El año nuevo expresa la novedad de Dios, que anticipa en el tiempo la eternidad. La palabra paraíso expresa con acierto la novedad, que es todo lo que viene de Dios: hombre nuevo, alianza nueva, mandamiento nuevo, masa nueva, juicio nuevo. La revelación habla de la "nueva alianza" porque en ella queda todo renovado: la creación, la vida, la palabra, la felicidad, el amor.

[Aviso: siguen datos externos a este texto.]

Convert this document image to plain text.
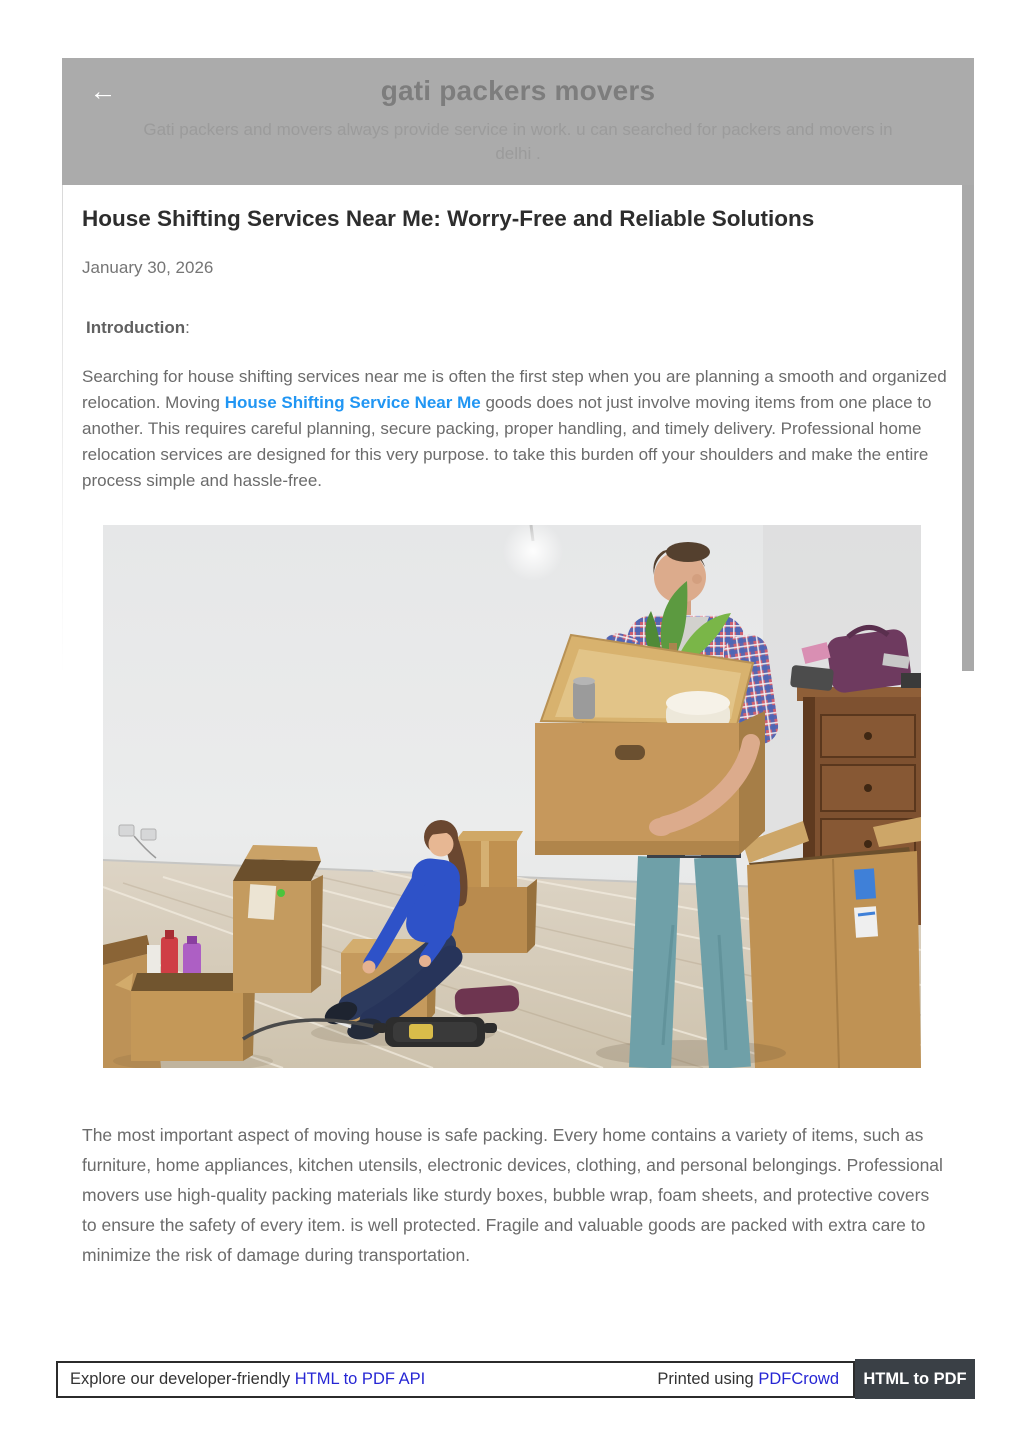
←	gati packers movers
Gati packers and movers always provide service in work. u can searched for packers and movers in delhi .
House Shifting Services Near Me: Worry-Free and Reliable Solutions
January 30, 2026
Introduction:

Searching for house shifting services near me is often the first step when you are planning a smooth and organized relocation. Moving House Shifting Service Near Me goods does not just involve moving items from one place to another. This requires careful planning, secure packing, proper handling, and timely delivery. Professional home relocation services are designed for this very purpose. to take this burden off your shoulders and make the entire process simple and hassle-free.

The most important aspect of moving house is safe packing. Every home contains a variety of items, such as furniture, home appliances, kitchen utensils, electronic devices, clothing, and personal belongings. Professional movers use high-quality packing materials like sturdy boxes, bubble wrap, foam sheets, and protective covers to ensure the safety of every item. is well protected. Fragile and valuable goods are packed with extra care to minimize the risk of damage during transportation.

Explore our developer-friendly HTML to PDF API	Printed using PDFCrowd	HTML to PDF
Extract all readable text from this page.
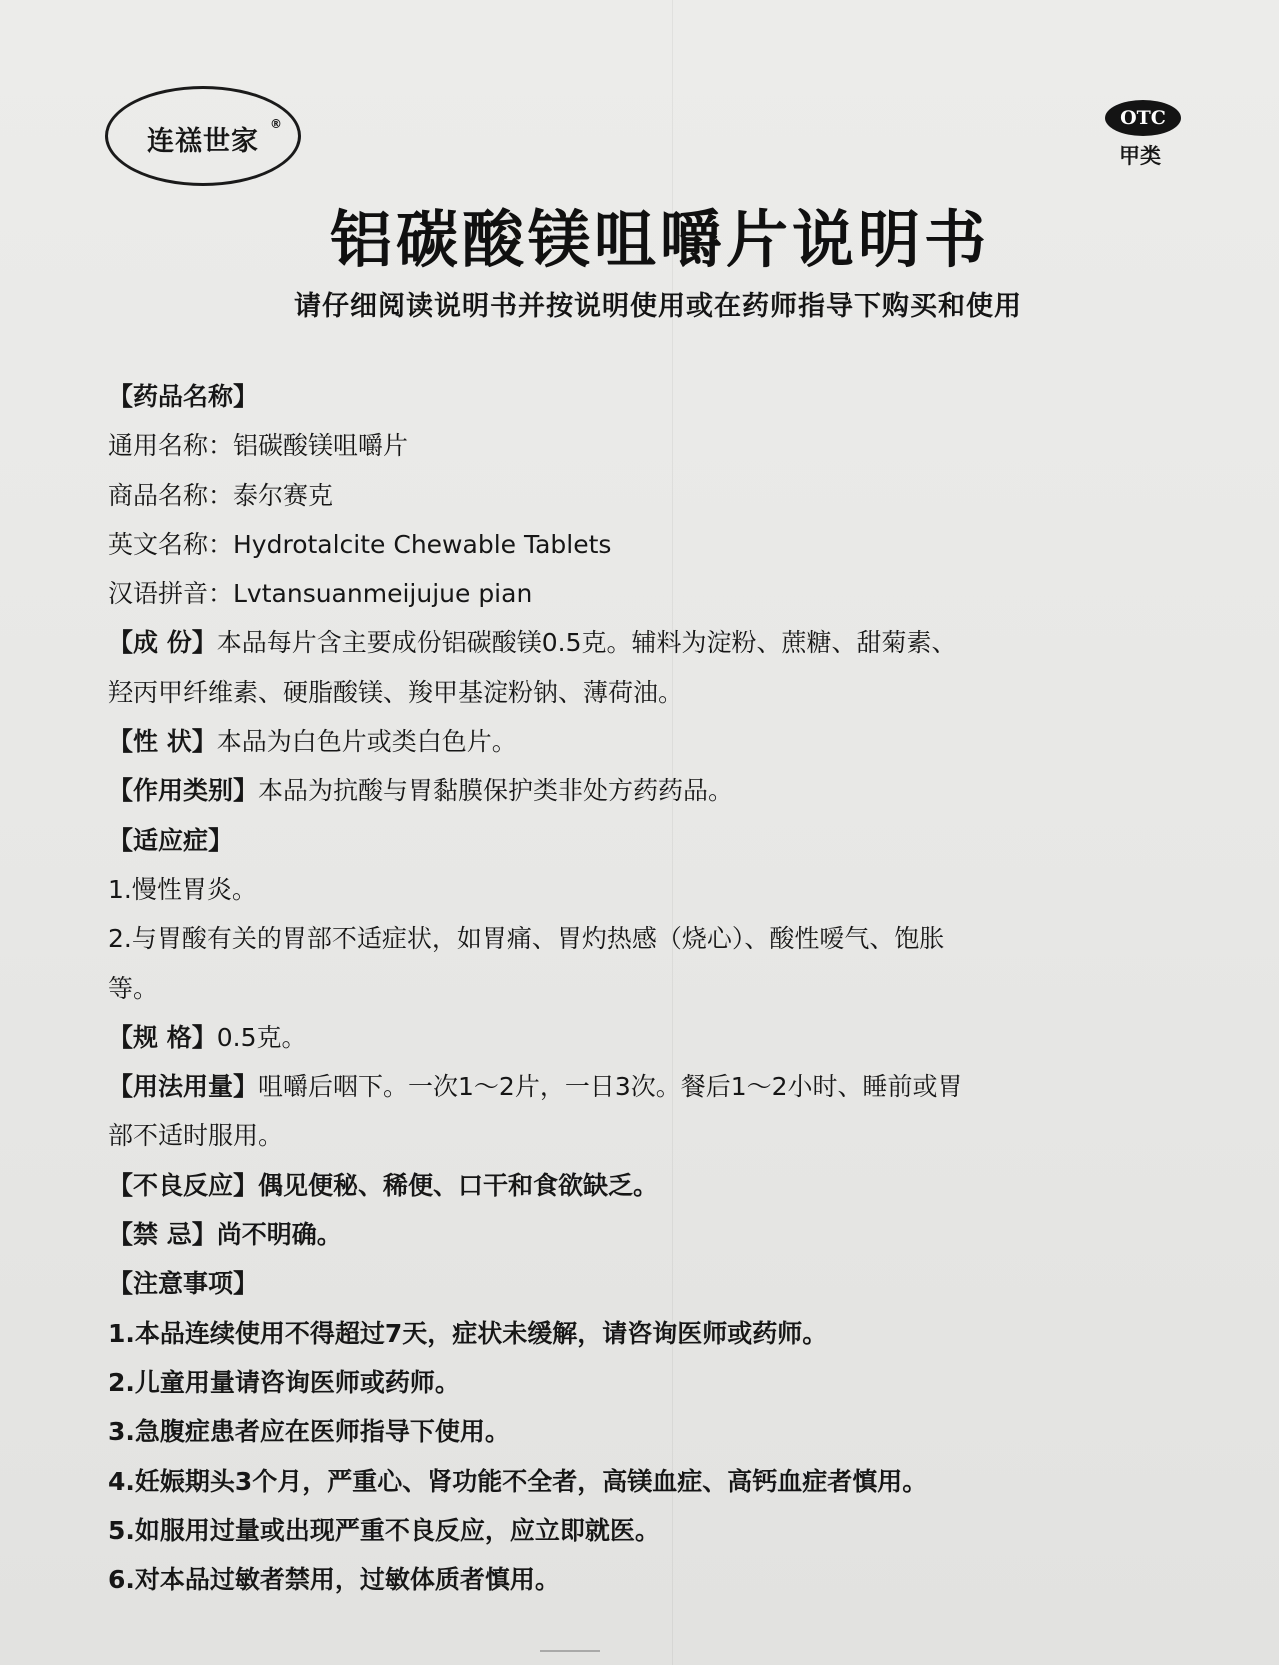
连禚世家
®	OTC
甲类
铝碳酸镁咀嚼片说明书
请仔细阅读说明书并按说明使用或在药师指导下购买和使用
【药品名称】
通用名称：铝碳酸镁咀嚼片
商品名称：泰尔赛克
英文名称：Hydrotalcite Chewable Tablets
汉语拼音：Lvtansuanmeijujue pian
【成 份】本品每片含主要成份铝碳酸镁0.5克。辅料为淀粉、蔗糖、甜菊素、
羟丙甲纤维素、硬脂酸镁、羧甲基淀粉钠、薄荷油。
【性 状】本品为白色片或类白色片。
【作用类别】本品为抗酸与胃黏膜保护类非处方药药品。
【适应症】
1.慢性胃炎。
2.与胃酸有关的胃部不适症状，如胃痛、胃灼热感（烧心）、酸性嗳气、饱胀
等。
【规 格】0.5克。
【用法用量】咀嚼后咽下。一次1～2片，一日3次。餐后1～2小时、睡前或胃
部不适时服用。
【不良反应】偶见便秘、稀便、口干和食欲缺乏。
【禁 忌】尚不明确。
【注意事项】
1.本品连续使用不得超过7天，症状未缓解，请咨询医师或药师。
2.儿童用量请咨询医师或药师。
3.急腹症患者应在医师指导下使用。
4.妊娠期头3个月，严重心、肾功能不全者，高镁血症、高钙血症者慎用。
5.如服用过量或出现严重不良反应，应立即就医。
6.对本品过敏者禁用，过敏体质者慎用。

En Dios todo se vuelve nuevo, divino. A todo el mundo le encantan las cosas nuevas: casa nueva, vestido nuevo, horizonte nuevo, vida nueva. A no dudarlo, la novedad es divina.

Jesús viene a enseñar el mandamiento del amor. Siendo antiguo, El lo hace nuevo. Su novedad es él mismo. "Hay mucho que ahondar en Cristo, porque es como una abundante mina con muchos senos de tesoros, que, por más que ahonden, nunca les hallan fin ni término, antes van en cada seno hallando nuevas venas de nuevas riquezas acá y allá. Que por eso dijo San Pablo: ¨En Cristo moran todos los tesoros y sabiduría escondidos" (Cántico 37, 4). No es posible amar como él sin contar con él. En la medida en que amo, participo de la condición divina. Dios es la fuente de todo amor. Quien ama como El, vive ya divinamente en este mundo. Amor no divino, no es amor. Inspirada en el amor y transmisora de amor, la palabra del amigo es divina, creadora de comunión. La novedad del amor da sentido a todo, hace la vida deliciosa.

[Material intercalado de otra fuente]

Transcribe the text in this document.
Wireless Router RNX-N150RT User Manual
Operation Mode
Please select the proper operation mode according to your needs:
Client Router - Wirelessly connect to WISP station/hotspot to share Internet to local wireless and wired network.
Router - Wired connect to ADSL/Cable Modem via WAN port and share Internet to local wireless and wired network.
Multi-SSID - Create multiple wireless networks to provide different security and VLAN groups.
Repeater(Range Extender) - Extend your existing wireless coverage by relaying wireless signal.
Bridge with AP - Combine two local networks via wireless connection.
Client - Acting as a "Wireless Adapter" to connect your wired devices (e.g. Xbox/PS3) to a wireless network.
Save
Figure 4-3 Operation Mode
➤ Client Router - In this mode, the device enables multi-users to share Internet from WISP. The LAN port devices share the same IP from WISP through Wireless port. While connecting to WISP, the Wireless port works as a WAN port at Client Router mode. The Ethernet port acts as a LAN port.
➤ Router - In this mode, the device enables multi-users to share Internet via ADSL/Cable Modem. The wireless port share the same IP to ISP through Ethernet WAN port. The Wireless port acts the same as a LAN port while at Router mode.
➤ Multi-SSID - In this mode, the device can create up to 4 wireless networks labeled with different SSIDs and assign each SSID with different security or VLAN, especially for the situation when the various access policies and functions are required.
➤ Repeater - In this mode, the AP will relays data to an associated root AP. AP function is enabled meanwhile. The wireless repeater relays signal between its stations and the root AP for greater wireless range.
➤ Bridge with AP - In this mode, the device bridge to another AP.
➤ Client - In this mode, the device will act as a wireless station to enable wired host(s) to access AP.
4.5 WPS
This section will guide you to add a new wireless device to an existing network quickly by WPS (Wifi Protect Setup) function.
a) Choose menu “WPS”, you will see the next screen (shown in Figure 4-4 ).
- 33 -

"Año nuevo, vida nueva" decimos, escribimos, pensamos, creemos. Como hombre nuevo, Cristo hace de los seres humanos hombres nuevos; de todos los seres, criaturas nuevas. Les cabe como tarea renovar la vida, la interioridad: hacerse acreedores del nombre nuevo del amor. Quienes escriben y reciben el saludo "y próspero año nuevo" se comprometen a vivir el amor. Forma perfecta de la novedad. Por expresar el amor, las cosas nuevas son fecundas, vivificantes, deliciosas. "¡Y próspero año nuevo!" Me comprometo, te comprometes a ser feliz.

¿Por qué leemos con curiosidad y admiración el Apocalipsis? Porque habla de "cielos nuevos y tierra nueva". En ellos ya no habrá muerte ni luto ni llanto ni dolor. Allá todo es nuevo, lleno de amor (21, 4-5). Quien lee y medita el último libro de la Biblia descubre que es caminante de la Jerusalén celeste, donde Jesús bebe con los amigos el vino nuevo del amor que es él mismo (Mt 26, 29). Allá cantan con arpas y copas de oro llenas de incienso los que tienen alma limpia, los pobres de la tierra, sacerdotes del Altísimo, el "cántico nuevo" (Ap 5, 9-10) del amor. El año nuevo es anticipo del paraíso, que es Dios. Desear un próspero año nuevo es desear a Dios.